Prodotto da DocLab e Factory Film con Rai Cinema e Luce Cinecittà, Triangle sarà distribuito da Luce nel 2015 dopo l’anteprima al Torino Film Festival nella sezione Diritti & Rovesci.

Cosa ha visto nel parallelo tra queste due epoche? Come è cambiata la condizione operaia?
Nel 1911 tutto era una promessa, anche il cinema lo era. C’era una civiltà che si stava affermando, con le città industriali, le fabbriche come luoghi in cui si costruivano nuovi equilibri sociali. Quindi tutto è cambiato, anche se non è cambiato niente in termini di condizione esistenziale del lavoro nel rapporto dell’uomo, o della donna, con la macchina. Però cent’anni fa c’erano delle promesse e qualcosa che poteva essere mantenuto, si partiva da lì per acquisire diritti, erano tempi di lotte, di sindacato nascente, si stava mettendo a fuoco chi fosse la controparte, oggi tutto questo non c’è più. E resta il senso di schiavitù.

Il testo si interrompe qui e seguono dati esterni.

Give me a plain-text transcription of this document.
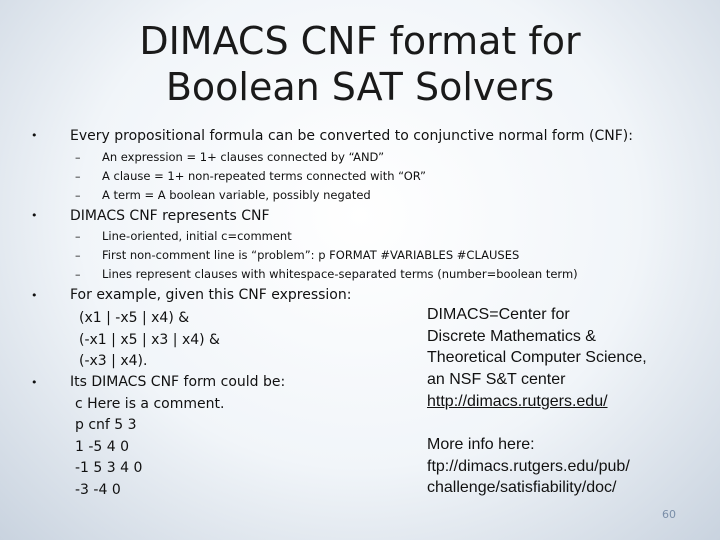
DIMACS CNF format for
Boolean SAT Solvers
• Every propositional formula can be converted to conjunctive normal form (CNF):
– An expression = 1+ clauses connected by “AND”
– A clause = 1+ non-repeated terms connected with “OR”
– A term = A boolean variable, possibly negated
• DIMACS CNF represents CNF
– Line-oriented, initial c=comment
– First non-comment line is “problem”: p FORMAT #VARIABLES #CLAUSES
– Lines represent clauses with whitespace-separated terms (number=boolean term)
• For example, given this CNF expression:
(x1 | -x5 | x4) &
(-x1 | x5 | x3 | x4) &
(-x3 | x4).
• Its DIMACS CNF form could be:
c Here is a comment.
p cnf 5 3
1 -5 4 0
-1 5 3 4 0
-3 -4 0
DIMACS=Center for
Discrete Mathematics &
Theoretical Computer Science,
an NSF S&T center
http://dimacs.rutgers.edu/
More info here:
ftp://dimacs.rutgers.edu/pub/
challenge/satisfiability/doc/
60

Cosa ha cercato nel materiale d’archivio con cui si era già confrontata in terramatta affinando sempre più il dialogo tra il repertorio e la creatività dell’autrice che lo rilegge?
Col materiale di archivio dei primi anni del Novecento ho cercato di restituire lo stupore proprio dell’infanzia del cinema. In quegli anni insieme al cinema nascevano le città industriali. Tutto era gigantesco e miracoloso. Questa verticalità che è alla base dei rapporti di forza del capitalismo, che sono tutti maschili, è crollata e insieme al crollo di quella civiltà è crollato un equilibrio. Alla fine rimane una donna operaia, Mariella Fasanella, l’unica sopravvissuta al crollo di Barletta, che assume su di sé la responsabilità di ricominciare da capo. Il suo punto di partenza è il valore dell’essere umano che si esplica nella capacità di fare bene il proprio lavoro, con concentrazione e senza sbagliare.

Cosa pensa della collocazione del film nella sezione Diritti & Rovesci, che tra l’altro raccoglie cinque lavori di donne (a parte una co-regia)?
Non ho visto gli altri film, ma la questione del rovesciamento nel mio caso è ontologica, perché il film racconta un ribaltamento della questione dei diritti. Il fatto che ci siano film diretti da donne che raccontano i diritti mi fa dire che forse è naturale che le donne nel cinema italiano si siano occupate di questioni spinose.

Ha giocato con i materiali d’archivio raddoppiandoli in un continuo rispecchiamento, come in un caleidoscopio, nel fotogramma anamorfico.
Volevo rendere lo stupore dello sguardo dei primi del Novecento. Come fare? Attraverso questo gioco con l’archivio che rappresenta il gioco del cinema e non è un gesto automatico, possiamo ragionare sul linguaggio. Poi volevo restituire la verticalità senza tradire il formato dell’epoca che è 1:33 e che avrei dovuto tagliare sopra e sotto, amputandolo, invece così lo amplifico.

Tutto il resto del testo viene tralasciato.